Potassium supplementation in patients with chronic kidney disease and healthy subjects: effects on potassium and sodium balance

Rationale:
Potassium is the most abundant cation in the intracellular fluid and its gradient across the cell membrane is pivotal for normal cell function. Under normal conditions, the kidney is primarily responsible for maintaining total body K+ (TBK) by matching potassium intake with potassium excretion. Yet, in kidney patients our understanding of potassium handling after a potassium load is incomplete. It is known, that as kidney function declines, the risk of hyperkalemia increases. At the same time, advanced chronic kidney disease (CKD) is often characterized by depleted TBK. Changes of the internal potassium balance might become the most important regulator of the serum potassium concentration in progressive CKD, but data to support this are lacking. Of further interest is that potassium and sodium balance are closely related. Under normal conditions, potassium supplementation increases sodium excretion, but it is unknown whether this potassium-induced natriuresis remains intact in CKD. In summary, better understanding of potassium homeostasis in response to potassium loading in CKD is highly relevant, specifically in the context of exploring the potentially beneficial effects of potassium supplementation in patients with CKD.

Objectives:
1. To analyze how potassium handling, volume and sodium status will change in healthy and CKD stage 3b/4 subjects after an acute oral potassium load.
2. To analyze how the response to an acute oral potassium load changes during renin-angiotensin-aldosterone (RAAS) blockade in healthy and CKD stage 3b/4 subjects.
3. To analyze how supplementation with two different potassium salts (potassium chloride vs. potassium citrate) influences potassium balance in CKD 3b/4.

Study design: Double blind and placebo-controlled cross-over study.

Study population: Outpatients (age ≥ 18 years) with CKD 3b/4 and hypertension (using single RAAS inhibitor treatment) and sex-matched healthy subjects, serving as controls.

Intervention: Patients and healthy subjects will be randomized to a 8-week period with RAAS inhibitor treatment (Lisinopril 10 mg once daily) followed by a 8-week period without RAAS inhibitor treatment (or vice versa). After 6, 7 and 8 weeks an acute oral dose of potassium chloride (40 mmol), potassium citrate (40 mmol) or matching placebo will be administered in random order.

Main study parameters/endpoints:
The primary study endpoint will be serum potassium (in mmol/L). Secondary endpoints will include Red Blood Cell (RBC) potassium (in mmol/L), renal potassium excretion, serum sodium, renal sodium excretion, total body water, and systolic blood pressure, as well as changes in serum bicarbonate, insulin, and plasma aldosterone.

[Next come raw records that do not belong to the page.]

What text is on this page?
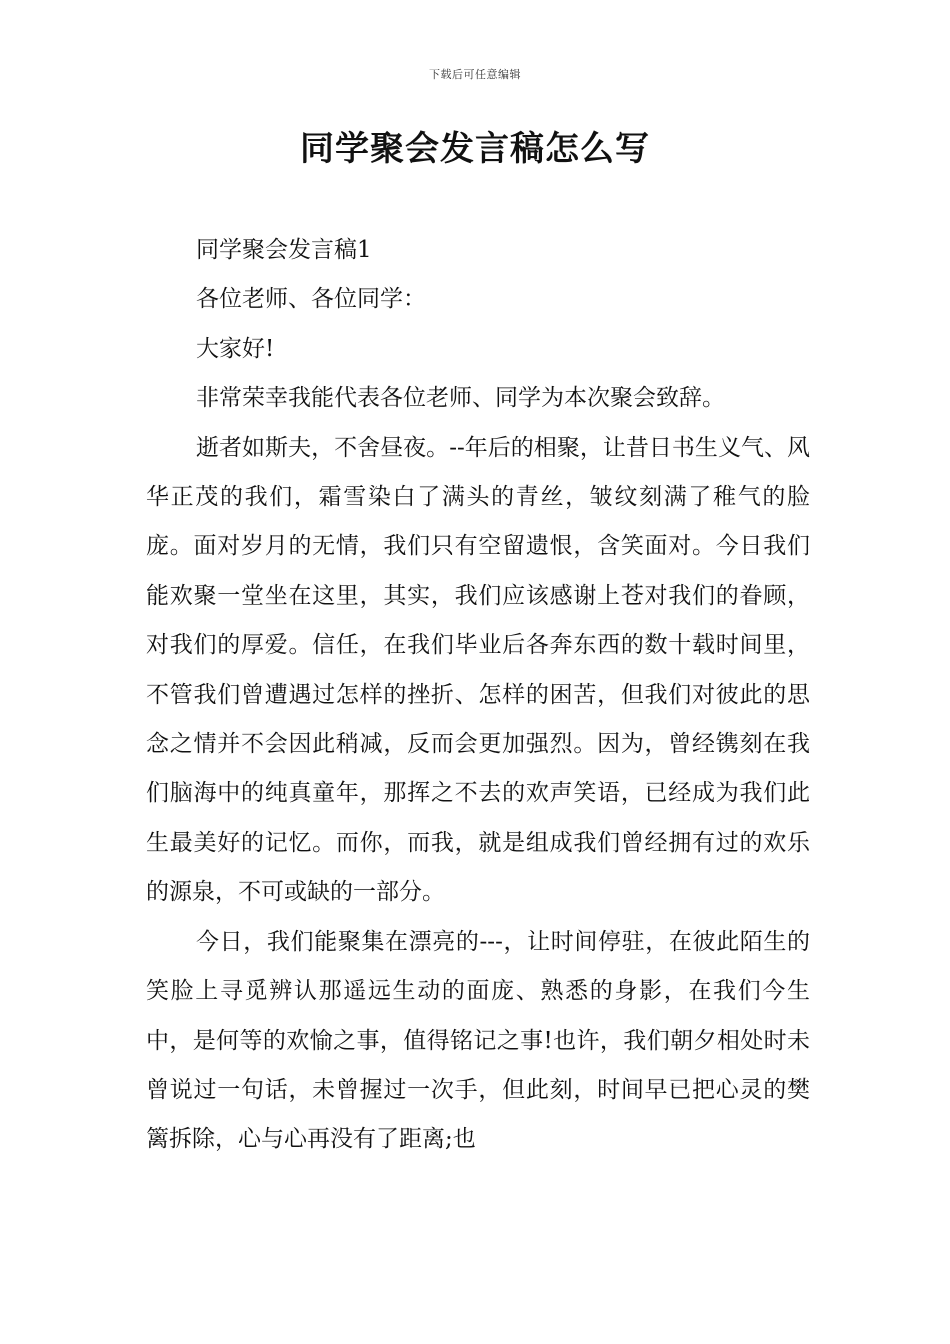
下载后可任意编辑
同学聚会发言稿怎么写

同学聚会发言稿1

各位老师、各位同学：

大家好!

非常荣幸我能代表各位老师、同学为本次聚会致辞。

逝者如斯夫，不舍昼夜。--年后的相聚，让昔日书生义气、风华正茂的我们，霜雪染白了满头的青丝，皱纹刻满了稚气的脸庞。面对岁月的无情，我们只有空留遗恨，含笑面对。今日我们能欢聚一堂坐在这里，其实，我们应该感谢上苍对我们的眷顾，对我们的厚爱。信任，在我们毕业后各奔东西的数十载时间里，不管我们曾遭遇过怎样的挫折、怎样的困苦，但我们对彼此的思念之情并不会因此稍减，反而会更加强烈。因为，曾经镌刻在我们脑海中的纯真童年，那挥之不去的欢声笑语，已经成为我们此生最美好的记忆。而你，而我，就是组成我们曾经拥有过的欢乐的源泉，不可或缺的一部分。

今日，我们能聚集在漂亮的---，让时间停驻，在彼此陌生的笑脸上寻觅辨认那遥远生动的面庞、熟悉的身影，在我们今生中，是何等的欢愉之事，值得铭记之事!也许，我们朝夕相处时未曾说过一句话，未曾握过一次手，但此刻，时间早已把心灵的樊篱拆除，心与心再没有了距离;也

Overall: when kidney function deteriorates, regulation of the potassium balance in response to potassium loading switches from renal to non-renal mechanisms.
1. Serum potassium in CKD is mainly influenced by alterations in the internal potassium balance.
2. Potassium supplementation in CKD restores TBK.
3. The increase in TBK by potassium supplementation reduces total body sodium stores in CKD.

3 study visits without Lisinopril (one week apart) and 2 study visits with Lisinopril (one week apart).

Patients and healthy subjects will be randomized to a 8-week period with RAAS inhibitor treatment (Lisinopril 10 mg once daily) followed by a 8-week period without RAAS inhibitor treatment (or vice versa). After 6, 7 and 8 weeks an acute oral dose of potassium chloride (40 mmol), potassium citrate (40 mmol) or matching placebo will be administered in random order.